I have finished --all-pre-reboot stages smoothly. Restarted Qubes, and I am getting 4.3 screen with only linux 7.0.9 f41 entry, while all other - 7.09 (again), 7.06, 6.18.35 are f37(?)
When choosing linux 7.0.9 f41 entry it can’t pass the screen and continuously restart to the menu.
I can boot to f37 entries, but getting lot of errors where nothing works, except dom0, even qubes-qube-manager cannot start
How to start to debug why the system keeps restarting when choosing linux 7.0.9 f41 entry. because I guess that is the one I have to boot to, to finish in-place upgrade.
I would first separate the boot problem from the post-reboot upgrade step. Since the older entries still boot, use one of those only to inspect logs and confirm the new 7.0.9/f41 kernel/initramfs entry was generated correctly, not to make more package changes immediately.
Useful first checks from dom0 are the previous boot logs and the exact grub entry: journalctl -b -1 -p warning…alert, journalctl -k -b -1, and whether /boot has matching vmlinuz/initramfs files for that 7.0.9 entry. If it reboots so fast that logs are empty, try removing quiet/rhgb from the grub entry for one boot so the last message is visible. Then paste that last error here before rerunning the upgrade command.
Hey @NuageQubes81, thanks for your response. I have no means to copy/paste log parts here, but basically what I see is that during boot there are a lot of errors about Firmware Bugs on CPU cores about APIC ID mismatches. Never saw before. Then, respectively tmpfs: Unsupported parameter @huge@Then i915 error that says it failed disable qgv points 0x307, some block groups have wrong amount of free space, then ACPI BIOS Error (bug)" AE_AML_BUFFER_LIMIT… is beyond end of object, then bunch of errors Failed to start qubesd.service - Qubes OS daemon with result ‘exit code’ and finally Device luks-xxxx is still in use with Failed to deactivate it.

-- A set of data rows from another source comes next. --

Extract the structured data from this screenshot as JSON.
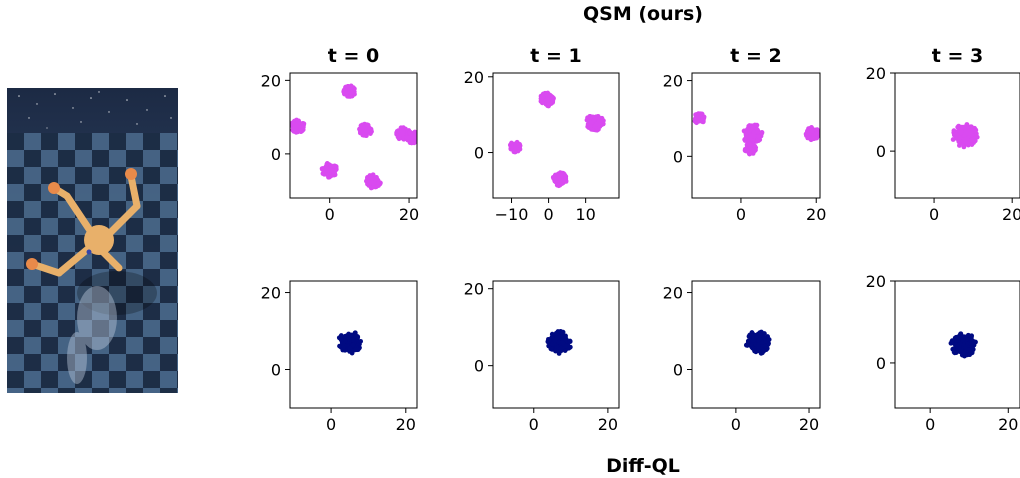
{
  "figure": {
    "top_label": "QSM (ours)",
    "bottom_label": "Diff-QL",
    "photo": {
      "icon": "humanoid-robot-render",
      "sky_color": "#2b3a55",
      "floor_light": "#5b7fa6",
      "floor_dark": "#22344f",
      "body_color": "#e8b06a"
    }
  },
  "chart_data": [
    {
      "type": "scatter",
      "row": "QSM (ours)",
      "title": "t = 0",
      "xlim": [
        -10,
        22
      ],
      "ylim": [
        -12,
        22
      ],
      "xticks": [
        0,
        20
      ],
      "yticks": [
        0,
        20
      ],
      "color": "#d94af0",
      "clusters": [
        {
          "x": 5,
          "y": 17,
          "r": 1.5
        },
        {
          "x": -8,
          "y": 7.5,
          "r": 1.7
        },
        {
          "x": 9,
          "y": 6.5,
          "r": 1.6
        },
        {
          "x": 18.5,
          "y": 5.5,
          "r": 1.7
        },
        {
          "x": 21,
          "y": 4.5,
          "r": 1.6
        },
        {
          "x": 0,
          "y": -4.5,
          "r": 2.0
        },
        {
          "x": 11,
          "y": -7.5,
          "r": 1.9
        }
      ]
    },
    {
      "type": "scatter",
      "row": "QSM (ours)",
      "title": "t = 1",
      "xlim": [
        -15,
        19
      ],
      "ylim": [
        -12,
        21
      ],
      "xticks": [
        -10,
        0,
        10
      ],
      "yticks": [
        0,
        20
      ],
      "color": "#d94af0",
      "clusters": [
        {
          "x": -0.5,
          "y": 14,
          "r": 1.9
        },
        {
          "x": 12.5,
          "y": 8,
          "r": 2.4
        },
        {
          "x": -9,
          "y": 1.5,
          "r": 1.5
        },
        {
          "x": 3,
          "y": -7,
          "r": 1.9
        }
      ]
    },
    {
      "type": "scatter",
      "row": "QSM (ours)",
      "title": "t = 2",
      "xlim": [
        -13,
        21
      ],
      "ylim": [
        -11,
        22
      ],
      "xticks": [
        0,
        20
      ],
      "yticks": [
        0,
        20
      ],
      "color": "#d94af0",
      "clusters": [
        {
          "x": -11,
          "y": 10,
          "r": 1.5
        },
        {
          "x": 3,
          "y": 6,
          "r": 2.8
        },
        {
          "x": 2.5,
          "y": 2,
          "r": 1.5
        },
        {
          "x": 19,
          "y": 6,
          "r": 1.8
        }
      ]
    },
    {
      "type": "scatter",
      "row": "QSM (ours)",
      "title": "t = 3",
      "xlim": [
        -10,
        22
      ],
      "ylim": [
        -12,
        20
      ],
      "xticks": [
        0,
        20
      ],
      "yticks": [
        0,
        20
      ],
      "color": "#d94af0",
      "clusters": [
        {
          "x": 8,
          "y": 4,
          "r": 3.3
        }
      ]
    },
    {
      "type": "scatter",
      "row": "Diff-QL",
      "xlim": [
        -11,
        23
      ],
      "ylim": [
        -10,
        23
      ],
      "xticks": [
        0,
        20
      ],
      "yticks": [
        0,
        20
      ],
      "color": "#000a82",
      "clusters": [
        {
          "x": 5,
          "y": 7,
          "r": 3.2
        }
      ]
    },
    {
      "type": "scatter",
      "row": "Diff-QL",
      "xlim": [
        -11,
        23
      ],
      "ylim": [
        -11,
        22
      ],
      "xticks": [
        0,
        20
      ],
      "yticks": [
        0,
        20
      ],
      "color": "#000a82",
      "clusters": [
        {
          "x": 7,
          "y": 6,
          "r": 3.2
        }
      ]
    },
    {
      "type": "scatter",
      "row": "Diff-QL",
      "xlim": [
        -12,
        23
      ],
      "ylim": [
        -10,
        23
      ],
      "xticks": [
        0,
        20
      ],
      "yticks": [
        0,
        20
      ],
      "color": "#000a82",
      "clusters": [
        {
          "x": 6,
          "y": 7,
          "r": 3.3
        }
      ]
    },
    {
      "type": "scatter",
      "row": "Diff-QL",
      "xlim": [
        -9,
        23
      ],
      "ylim": [
        -11,
        20
      ],
      "xticks": [
        0,
        20
      ],
      "yticks": [
        0,
        20
      ],
      "color": "#000a82",
      "clusters": [
        {
          "x": 8.5,
          "y": 4.5,
          "r": 3.2
        }
      ]
    }
  ]
}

Never saw these errors earlier and I was proud to have had a log without errors except proc-thermal_pci xxx error" proc_thermal_add, will continue. But that error was about sensors I don’t have I think I realized at some point, so benign.
Thanks for the hint @parulin. So these APIC ID mismatches are safe to ignore for now… Any idea why qubesd service cannot be started, or it doesn’t matter when the system is resetting at the blue screen when linux 7.0.9x f41, since those were the log parts prior to reset the computer to get to STAGE 4 all-post-boot?
When I edit grub for each entry, I see that f37 entries have root=UUIID=xxxx while it is rd.luks.uuid=yyyyyy
and for f41 entry it is root=/dev/mapper/yyyyyy and rd.luks.uuid=yyyyyy so, both “yyyyyy” 's are the same as for f37 in its case and no “xxxxx” for f41 entry.
I removed rhgb quiet and I-m getting:
/dev/root: can’t open blockedv
VFS: Cannot open root device “root=/dev/mapper/yyyyy” or unknown block (0,0): error -6
Please append a correct “root=” boot option: here are the available partitions:
ext3
ext2
ext4
btrfs (this is how the Qubes was installed)
Kernel panic: not syncing: VFS: unable to mount root fs on unknown block (0,0):
… and a few more lines after that, not helpful for debugging anymore.
Any idea? I tried to manually enter root=UUIID=xxxx instead of root=/dev/mapper/yyyyy but to no avail, it can’t be mounted too.
That VFS line makes the f41 entry look like a boot/initramfs/root-argument problem, not just a qubesd problem. I would not rerun the upgrade yet. From a bootable old entry, compare the working and failing grub stanzas and also check what names actually exist with lsblk -f and ls /dev/mapper after boot. If the old entry reaches the system because it uses a different root= form, the safer next step is probably regenerating the f41 initramfs/grub entry so it matches the real encrypted/root layout, rather than hand-editing the menu each time. Posting the redacted working vs failing linux lines would help a lot.
Thanks for the tip @quietbadger27. I have tried to regenerate initramfs, but it complained about (infamous) lack of space (thanks a bunch for the tip! Nothing further couldn’t be done without that!), so I cleaned it and succeeded to regenerate it but to no avail again. Couldn’t pass the grub screen with the same error messages stated above.
Meanwhile, I have tried to recover qubesd service. I have finally traced it (service by service) to the first missing point:
libvirtd.socket: Failed to queue service startup job: Unit virtlogd.socket not found
Since I always keep a copy of dom0’s /etc and /usr directories in a user@dom0 too, not only in other VMs/external drives (yep, I know I am smart ), I have just copied backup of /systemd missing files into /etc/systemd, manually enabled and started service by service, finally to succeed to recover ‘qubesd’ service. That of course didn’t resolve f41 missing entry.
But I got an idea. I booted f37 now fully working entry, and all I need to wait for was… a new kernel update, in this case 7.0.12 from the current-testing repo.
Ran sudo qubes-dom0-update --action=upgrade first, just in case to get new kernel.
After that, manually ran STAGE1-3, only smoothly to pass it with an updated kernel, which now caused proper rebuilding of the grub and regenerating initramfs, and after reboot, here I am writing from 4.3.1 f41!
I will not mark any post as a solution, because it was rather a complex process, with the much appreciated helpful tips from many of you guys. I will edit topic subject as [solved] instead.
So, as usually, at the end of the day it’s not about